For anybody who has been involved in conversations where one system has to communicate with another, there’s a good chance the term REST API’s will have come up. But what are REST API’s and why should we care?
This post will answer that question and provide some examples of how they can be useful for OneStream implementations.
What Are REST API’s
Let’s start by looking at each part separately.
API stands for Application Programming Interface. API’s are provided by vendors as a way of allowing third parties to interact with their application. For example, in an ERP system, adding a new HR record may involve updating many database tables. Instead of needing to know how these tables relate to each other, a third party can make a call to the API, passing parameters such as employee name or date of birth, and the API does the job of ensuring the correct tables get populated.
REST stands for REpresentational State Transfer. REST API’s allow HTTP commands to be used to make a request to a web service and receive a response in the form of a ‘payload’. Communication is kept to a minimum as each transaction is independent of any others, with only one request and one response.
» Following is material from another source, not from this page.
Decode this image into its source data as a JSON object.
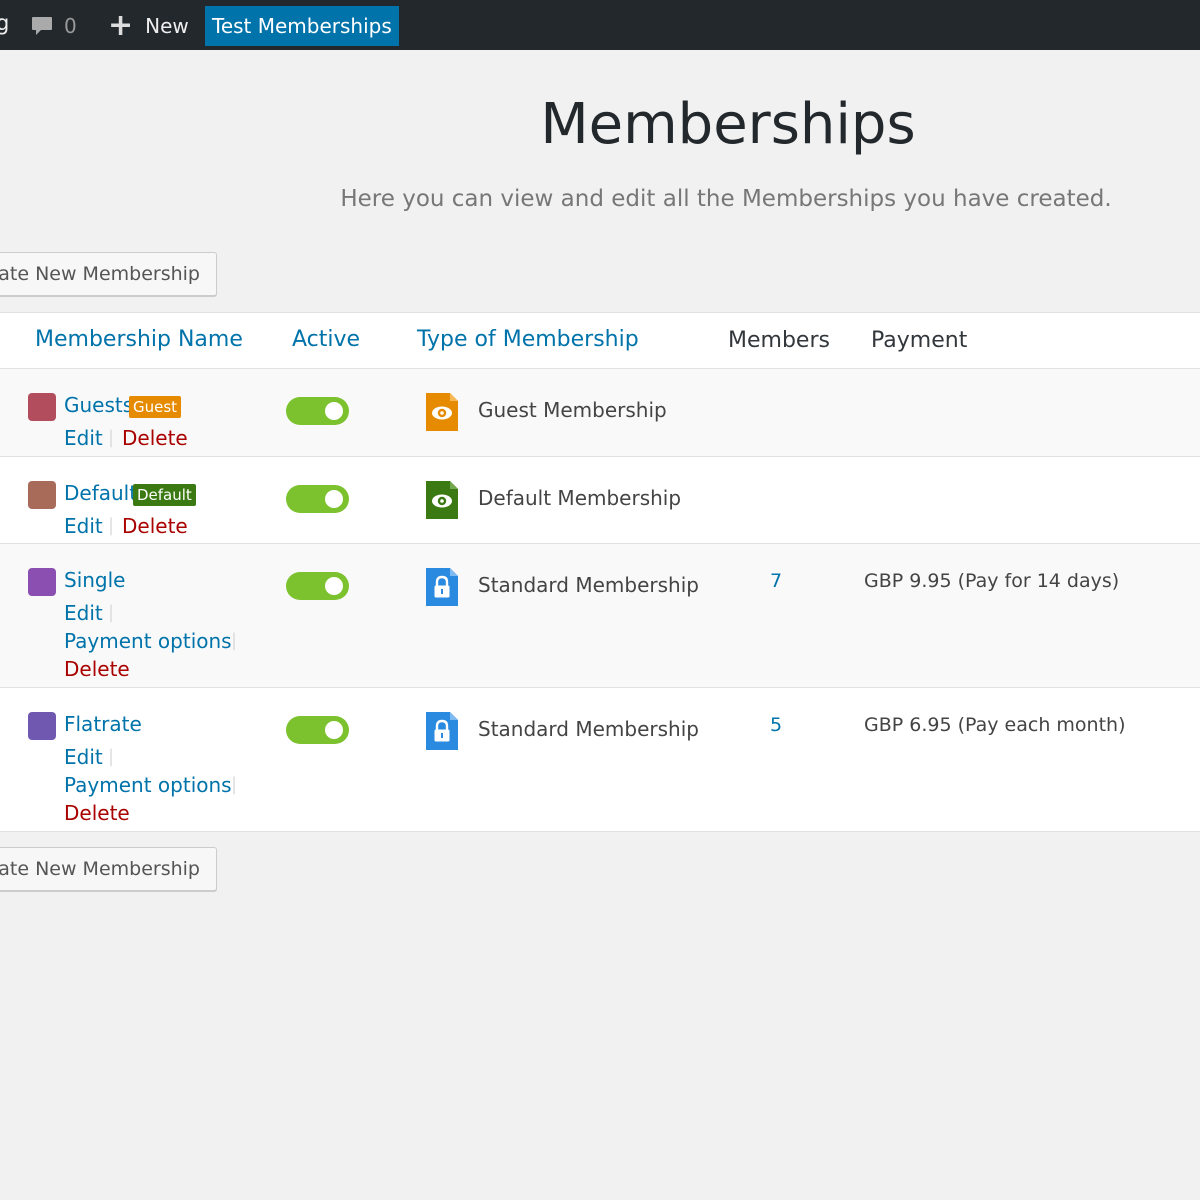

The example above can be illustrated in the following diagram where the HTTP protocol POSTS a message to the REST API. Within the URL are details of an employee to be added to a system, and the REST API then make the appropriate updates to the underlying database tables.
OneStream REST API’s
Details of the REST API’s provided by OneStream can be found in the REST API Implementation Guide. There are three types:
Authentication – Mainly used to confirm that the OneStream components have been configured correctly against the authentication provider. The guide states that currently Okta, Azure AD and PingFederate are supported providers. Examples in this post use Okta as the authentication mechanism.
Data Management – Allows calls to be made to run either Data Management Sequences or Steps. An example of where this could be used would be a customer using an integration platform such as MuleSoft calling OneStream to run a Data Management export job. Once the export has been completed, the integration platform picks up the file and distributes it to its target systems.
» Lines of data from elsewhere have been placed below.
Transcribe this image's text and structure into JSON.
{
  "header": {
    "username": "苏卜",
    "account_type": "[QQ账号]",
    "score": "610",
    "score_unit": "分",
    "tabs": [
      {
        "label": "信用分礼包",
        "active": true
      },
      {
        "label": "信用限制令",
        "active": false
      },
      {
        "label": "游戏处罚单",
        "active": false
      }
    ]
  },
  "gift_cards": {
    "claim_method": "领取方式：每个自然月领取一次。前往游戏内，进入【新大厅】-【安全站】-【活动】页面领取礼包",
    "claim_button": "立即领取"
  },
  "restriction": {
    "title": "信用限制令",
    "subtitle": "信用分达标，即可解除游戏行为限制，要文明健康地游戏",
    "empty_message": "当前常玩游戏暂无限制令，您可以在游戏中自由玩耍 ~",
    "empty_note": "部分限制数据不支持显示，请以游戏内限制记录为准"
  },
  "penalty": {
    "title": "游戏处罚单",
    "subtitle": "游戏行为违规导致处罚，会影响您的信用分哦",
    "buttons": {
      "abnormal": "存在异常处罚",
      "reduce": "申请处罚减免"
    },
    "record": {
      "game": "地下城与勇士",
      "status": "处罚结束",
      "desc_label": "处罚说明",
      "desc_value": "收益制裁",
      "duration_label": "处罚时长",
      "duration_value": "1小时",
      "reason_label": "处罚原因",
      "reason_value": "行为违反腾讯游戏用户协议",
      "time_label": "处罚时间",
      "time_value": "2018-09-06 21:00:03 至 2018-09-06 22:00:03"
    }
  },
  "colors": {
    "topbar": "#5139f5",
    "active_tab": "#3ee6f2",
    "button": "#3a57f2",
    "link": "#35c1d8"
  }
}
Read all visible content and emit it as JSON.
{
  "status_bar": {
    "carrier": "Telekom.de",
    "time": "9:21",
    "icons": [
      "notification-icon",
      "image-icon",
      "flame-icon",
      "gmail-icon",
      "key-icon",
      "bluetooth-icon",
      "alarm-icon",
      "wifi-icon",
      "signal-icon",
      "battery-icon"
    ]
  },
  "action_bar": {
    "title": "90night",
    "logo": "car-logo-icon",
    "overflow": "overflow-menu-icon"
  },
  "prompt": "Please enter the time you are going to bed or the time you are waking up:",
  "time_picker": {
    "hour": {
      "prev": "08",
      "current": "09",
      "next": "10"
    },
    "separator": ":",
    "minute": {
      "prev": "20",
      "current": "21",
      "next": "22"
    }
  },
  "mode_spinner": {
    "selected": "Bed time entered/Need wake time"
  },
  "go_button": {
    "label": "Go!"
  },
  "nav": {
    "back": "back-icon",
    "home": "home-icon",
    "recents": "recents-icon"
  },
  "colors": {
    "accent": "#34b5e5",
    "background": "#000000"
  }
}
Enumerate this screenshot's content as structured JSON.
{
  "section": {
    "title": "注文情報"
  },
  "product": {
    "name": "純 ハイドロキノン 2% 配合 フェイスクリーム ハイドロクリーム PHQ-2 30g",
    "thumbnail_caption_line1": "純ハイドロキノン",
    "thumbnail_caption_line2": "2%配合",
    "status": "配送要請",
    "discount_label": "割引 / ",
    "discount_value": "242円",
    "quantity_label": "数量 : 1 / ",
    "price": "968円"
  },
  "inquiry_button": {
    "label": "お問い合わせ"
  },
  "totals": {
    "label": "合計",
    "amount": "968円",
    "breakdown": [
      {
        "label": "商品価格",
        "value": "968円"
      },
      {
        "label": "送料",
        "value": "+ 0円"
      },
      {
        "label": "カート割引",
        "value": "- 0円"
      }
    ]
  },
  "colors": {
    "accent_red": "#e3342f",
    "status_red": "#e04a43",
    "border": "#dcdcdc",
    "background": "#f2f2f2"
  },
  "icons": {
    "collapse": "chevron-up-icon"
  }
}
Data provider – allows calls to be made to retrieve data using different methods, such as from Cube Views or running SQL commands. An example of how this could be used would be a report in a third party reporting system making a call to extract data from a Cube View at time.
Let’s take a look at some examples of each.
In the first instance a few simple Powershell commands can be used to make two REST API calls. The first transaction requests a token from Okta:
The returned token can then be passed into a second transaction that calls the OneStream DataManagement REST API to execute a Data Management Sequence:
Viewing the OneStream Task Activity log confirms that the Sequence did run:
For the second example we will use the Microsoft Power BI desktop to write a report that retrieves data from a Cube View. Calls to OneStream can be written in the Power Query Editors Advanced Editor dialog.
Once a call to Okta has been made to obtain a token, a call is made to the OneStream DataProvider REST API:
As you can see from the above query, additional parameters are passed in the call to the OneStream REST API to determine which rows and columns will be returned.
Once the query has been executed, OneStream returns a table which Power BI shows like this:
From here, Power BI features can be used to manipulate the table and create reports which include visualisations. The report can be refreshed meaning up-to-date data can be retrieved from OneStream on demand.
So, what does all this mean? The key takeaway is that integration shouldn’t be viewed only as a scheduled batch process moving data between environments on a schedule. REST API’s allow applications and cloud services to become extensions of each other, with data seamlessly moving between them.